Brain Cancer Now More Deadly Childhood Cancer Than Leukemia
New government data has revealed that brain cancer is now the leading cause of cancer-related deaths among children.
The alarming statistic does have one positive twist; brain tumors are not becoming more common in young people. Leukemia, which was previously the number one cancer resulting in death among kids, is currently less deadly than it has been in the past, according to the National Center for Health Statistics.
In general, the cancer death rate has fallen 20% among young ones between 1999 and 2014, writes Maggie Fox for NBC News.
The most prevalent childhood cancers are still brain tumors and leukemia, which cause over one-half of all cancer deaths, report Sally Curtin and colleagues at the NCHS, which is part of the Centers for Disease Control and Prevention.
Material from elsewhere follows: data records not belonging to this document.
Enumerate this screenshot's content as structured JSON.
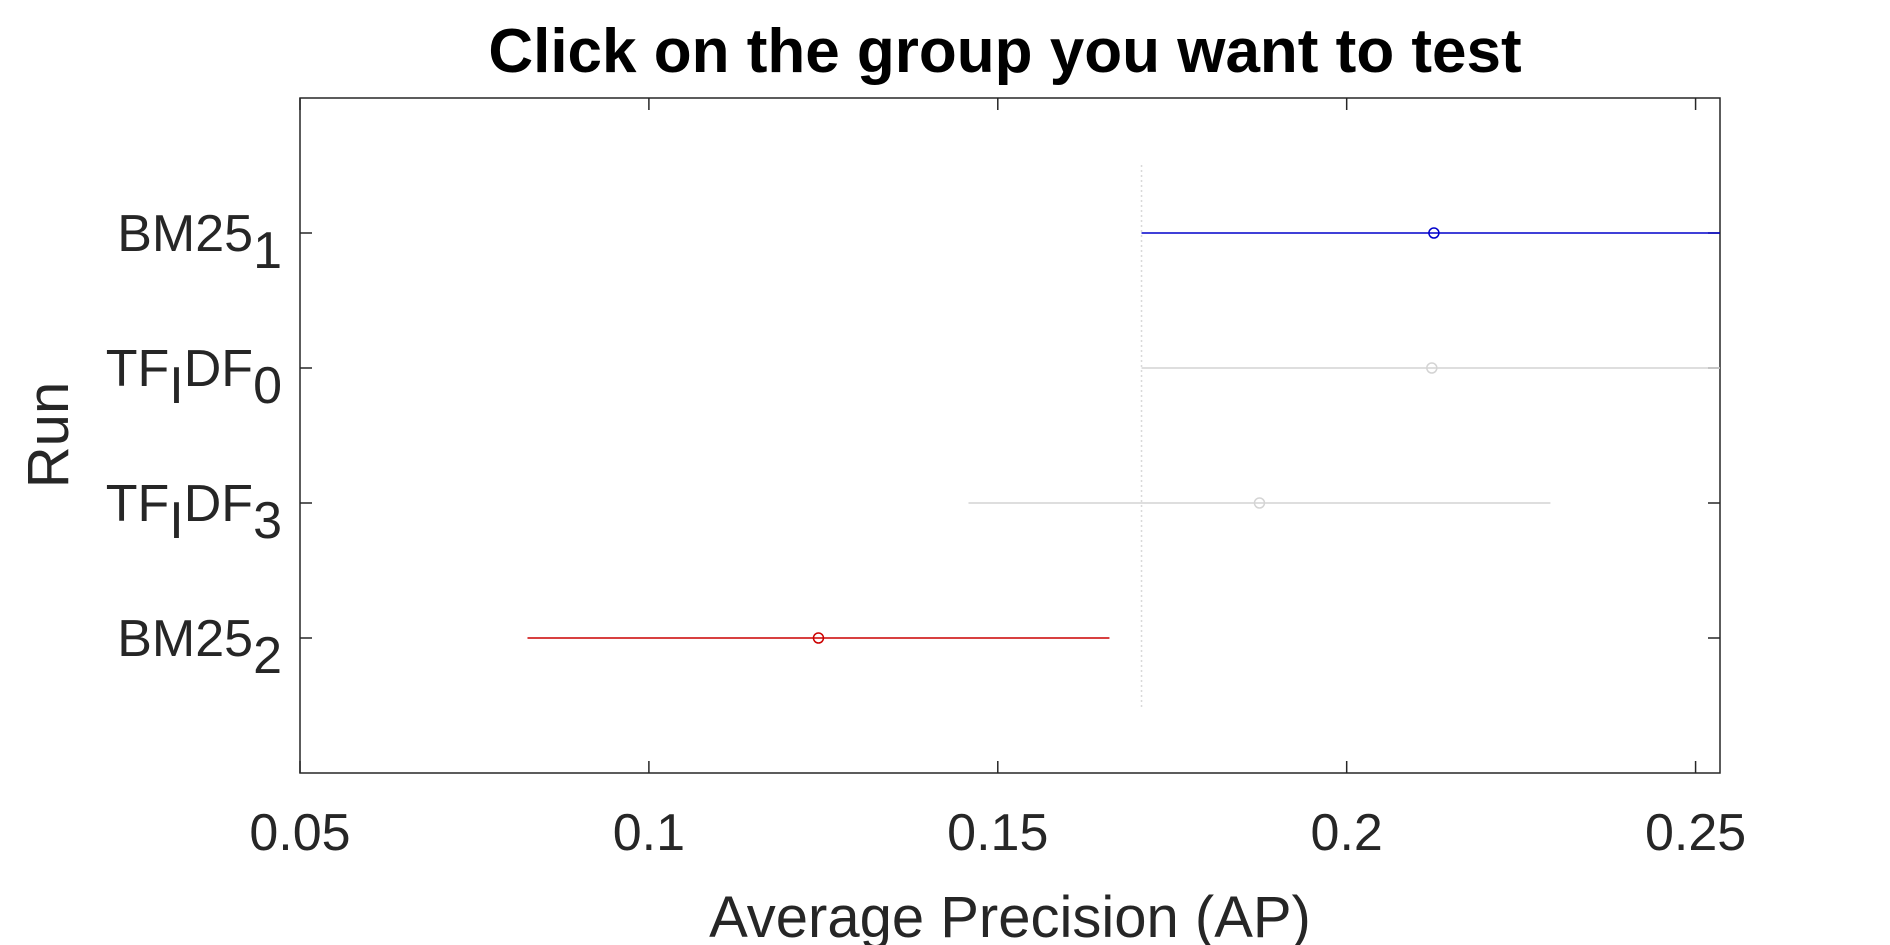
{
  "chart_data": {
    "type": "scatter",
    "title": "Click on the group you want to test",
    "xlabel": "Average Precision (AP)",
    "ylabel": "Run",
    "xlim": [
      0.05,
      0.2535
    ],
    "xticks": [
      "0.05",
      "0.1",
      "0.15",
      "0.2",
      "0.25"
    ],
    "xtick_values": [
      0.05,
      0.1,
      0.15,
      0.2,
      0.25
    ],
    "grid": false,
    "legend": "none",
    "reference_line": {
      "x": 0.1706,
      "style": "dotted",
      "color": "#d9d9d9"
    },
    "series": [
      {
        "label": "BM25",
        "subscript": "1",
        "mean": 0.2125,
        "low": 0.1706,
        "high": 0.2535,
        "color": "#0000cc"
      },
      {
        "label_parts": [
          {
            "text": "TF"
          },
          {
            "text": "I",
            "sub": true
          },
          {
            "text": "DF"
          },
          {
            "text": "0",
            "sub": true
          }
        ],
        "mean": 0.2122,
        "low": 0.1706,
        "high": 0.2535,
        "color": "#d4d4d4"
      },
      {
        "label_parts": [
          {
            "text": "TF"
          },
          {
            "text": "I",
            "sub": true
          },
          {
            "text": "DF"
          },
          {
            "text": "3",
            "sub": true
          }
        ],
        "mean": 0.1875,
        "low": 0.1458,
        "high": 0.2292,
        "color": "#d4d4d4"
      },
      {
        "label": "BM25",
        "subscript": "2",
        "mean": 0.1243,
        "low": 0.0826,
        "high": 0.166,
        "color": "#cc0000"
      }
    ]
  }
}
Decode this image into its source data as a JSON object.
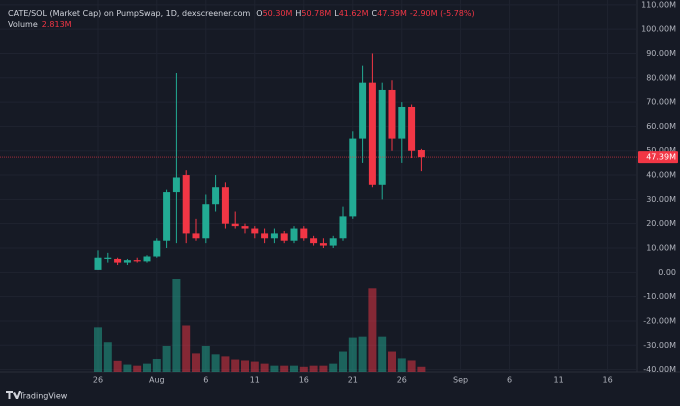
{
  "chart_data": {
    "type": "candlestick",
    "header": {
      "title": "CATE/SOL (Market Cap) on PumpSwap, 1D, dexscreener.com",
      "ohlc_labels": [
        "O",
        "H",
        "L",
        "C"
      ],
      "ohlc_values": [
        "50.30M",
        "50.78M",
        "41.62M",
        "47.39M"
      ],
      "change": "-2.90M (-5.78%)",
      "volume_label": "Volume",
      "volume_value": "2.813M"
    },
    "branding": "TradingView",
    "x": [
      0,
      1,
      2,
      3,
      4,
      5,
      6,
      7,
      8,
      9,
      10,
      11,
      12,
      13,
      14,
      15,
      16,
      17,
      18,
      19,
      20,
      21,
      22,
      23,
      24,
      25,
      26,
      27,
      28,
      29,
      30,
      31,
      32,
      33
    ],
    "open": [
      1,
      5.5,
      5.5,
      4,
      5,
      4.5,
      6.5,
      13,
      33,
      40,
      16,
      14,
      28,
      35,
      20,
      19,
      18,
      16,
      14,
      16,
      13,
      18,
      14,
      12,
      11,
      14,
      23,
      55,
      78,
      36,
      75,
      55,
      68,
      50.3
    ],
    "high": [
      9,
      8,
      6,
      5.5,
      6,
      7,
      14,
      34,
      82,
      42,
      22,
      32,
      40,
      37,
      25,
      20,
      19,
      18,
      18,
      17,
      19,
      19,
      15,
      14,
      15,
      27,
      58,
      85,
      90,
      78,
      79,
      70,
      69,
      50.78
    ],
    "low": [
      1,
      4,
      3,
      3,
      4,
      4,
      6,
      10,
      12,
      12,
      13,
      12,
      25,
      18,
      18,
      16,
      14,
      12,
      12,
      12,
      12,
      13,
      11,
      10,
      10,
      13,
      22,
      45,
      35,
      30,
      50,
      45,
      47,
      41.62
    ],
    "close": [
      6,
      6,
      4,
      5,
      4.5,
      6.5,
      13,
      33,
      39,
      16,
      14,
      28,
      35,
      20,
      19,
      18,
      16,
      14,
      16,
      13,
      18,
      14,
      12,
      11,
      14,
      23,
      55,
      78,
      36,
      75,
      55,
      68,
      50,
      47.39
    ],
    "volume": {
      "axis": "y2",
      "values": [
        24,
        16,
        6,
        4,
        3.4,
        4.5,
        7,
        14,
        50,
        25,
        10,
        14,
        9.5,
        8.4,
        6.7,
        6.2,
        5.6,
        4.5,
        3.4,
        3.4,
        3.4,
        2.8,
        3.4,
        3.4,
        4.5,
        11,
        18.5,
        19,
        45,
        19,
        11,
        7.3,
        6.2,
        2.813
      ]
    },
    "up_color": "#22ab94",
    "down_color": "#f23645",
    "price_line": {
      "value": 47.39,
      "label": "47.39M"
    },
    "xlim": [
      -10,
      55
    ],
    "xticks": [
      {
        "value": 0,
        "label": "26"
      },
      {
        "value": 6,
        "label": "Aug"
      },
      {
        "value": 11,
        "label": "6"
      },
      {
        "value": 16,
        "label": "11"
      },
      {
        "value": 21,
        "label": "16"
      },
      {
        "value": 26,
        "label": "21"
      },
      {
        "value": 31,
        "label": "26"
      },
      {
        "value": 37,
        "label": "Sep"
      },
      {
        "value": 42,
        "label": "6"
      },
      {
        "value": 47,
        "label": "11"
      },
      {
        "value": 52,
        "label": "16"
      }
    ],
    "ylim": [
      -41,
      112
    ],
    "yticks": [
      {
        "value": 110,
        "label": "110.00M"
      },
      {
        "value": 100,
        "label": "100.00M"
      },
      {
        "value": 90,
        "label": "90.00M"
      },
      {
        "value": 80,
        "label": "80.00M"
      },
      {
        "value": 70,
        "label": "70.00M"
      },
      {
        "value": 60,
        "label": "60.00M"
      },
      {
        "value": 50,
        "label": "50.00M"
      },
      {
        "value": 40,
        "label": "40.00M"
      },
      {
        "value": 30,
        "label": "30.00M"
      },
      {
        "value": 20,
        "label": "20.00M"
      },
      {
        "value": 10,
        "label": "10.00M"
      },
      {
        "value": 0,
        "label": "0.00"
      },
      {
        "value": -10,
        "label": "-10.00M"
      },
      {
        "value": -20,
        "label": "-20.00M"
      },
      {
        "value": -30,
        "label": "-30.00M"
      },
      {
        "value": -40,
        "label": "-40.00M"
      }
    ],
    "y2lim": [
      0,
      200
    ],
    "grid": true
  }
}
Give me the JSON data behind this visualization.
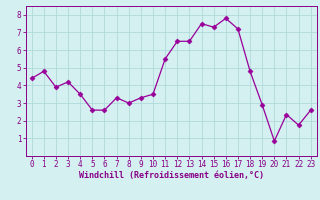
{
  "x": [
    0,
    1,
    2,
    3,
    4,
    5,
    6,
    7,
    8,
    9,
    10,
    11,
    12,
    13,
    14,
    15,
    16,
    17,
    18,
    19,
    20,
    21,
    22,
    23
  ],
  "y": [
    4.4,
    4.8,
    3.9,
    4.2,
    3.5,
    2.6,
    2.6,
    3.3,
    3.0,
    3.3,
    3.5,
    5.5,
    6.5,
    6.5,
    7.5,
    7.3,
    7.8,
    7.2,
    4.8,
    2.9,
    0.85,
    2.35,
    1.75,
    2.6
  ],
  "line_color": "#990099",
  "marker": "D",
  "marker_size": 2.5,
  "bg_color": "#d4f0f0",
  "grid_color": "#b0dada",
  "xlabel": "Windchill (Refroidissement éolien,°C)",
  "ylim": [
    0,
    8.5
  ],
  "xlim": [
    -0.5,
    23.5
  ],
  "yticks": [
    1,
    2,
    3,
    4,
    5,
    6,
    7,
    8
  ],
  "xticks": [
    0,
    1,
    2,
    3,
    4,
    5,
    6,
    7,
    8,
    9,
    10,
    11,
    12,
    13,
    14,
    15,
    16,
    17,
    18,
    19,
    20,
    21,
    22,
    23
  ],
  "font_color": "#880088",
  "tick_fontsize": 5.5,
  "xlabel_fontsize": 6.0
}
“Three out of 10 cancer deaths among children and adolescents aged 1-19 years in 1999 were due to leukemia, the most common site, whereas about one in four were due to brain cancer,” said the team.
“By 2014, these percentages reversed and brain cancer was the most common site, accounting for 29.9 of total cancer deaths.”
The problem is that brain cancer patients face the highest rates of mortality because research that has made tremendous advances in recent years has not focused on pediatric brain tumors, so fewer advances have been made and less clinical benefit has ensued.
Leukemia mortality rates are diminishing because of improved treatments starting in the 1970s, which caused the five-year survival rate for acute childhood lymphoblastic leukemia to be raised from less than 10% in the 1960s to approximately 90% in 2003-2009.
Although children’s cancer mortality rates have declined, it is still the most common cause of death for kids in the US.
“In 2014, it is estimated that 15,780 children and adolescents ages 0 to 19 years will be diagnosed with cancer and 1,960 will die of the disease in the United States,” the National Cancer Institute says.
Scientists do not yet know why, but boys are roughly one-third more likely to die from cancer than girls. Race seems not to make a difference considering the fact that black children are not more apt to suffer from cancer than white youngsters are.
Childhood cancers can be aggravatingly mysterious and, sadly, the same processes that are involved in helping children grow can quickly go awry and cause tumors, stated the American Cancer Society.
A few types of cancer are genetic. About 25 to 30% of eye cancer cases, retinoblastoma, are due to an inherited mutation in a gene known as RB1.
Other pediatric cancers that were deadly in 2014 data include bone and cartilage cancer, thyroid and other endocrine gland cancers, and mesothelial and soft tissue cancer.
The continuing decrease in the number of deaths from leukemia, and cancer in kids overall, are in part due to the larger participation of pediatric patients in clinical trials, announced Curtin.
“If you ask doctors, they’ll probably point out that more kids are being treated at specialized centers and taking part in clinical trials,” she said.
Dr. Andrew Kung is the chairperson of pediatrics at Memorial Sloan-Kettering Cancer Center in New York City. He noted that chemotherapy does not “cross the blood-brain barrier.” This “barrier” is a network of specialized cells that keep substances that are toxic out of the brain, writes Amy Norton for WebMD.
Elizabeth Ward, senior vice president for intramural research at the American Cancer Society, says along with chemotherapy, more effective ways to use bone marrow transplants and radiation have been breakthroughs in minimizing leukemia deaths in kids, writes The Washington Post’s Laurie McGinley.
Ward and Ann Kingston, the director of research and science policy at the National Brain Tumor Society, pointed out that cancer therapies can lead to developmental and long-term cognitive problems for the youngsters who survive cancer. They want researchers to find ways to alleviate the dangers of treatments such as chemotherapy, radiation, and surgery.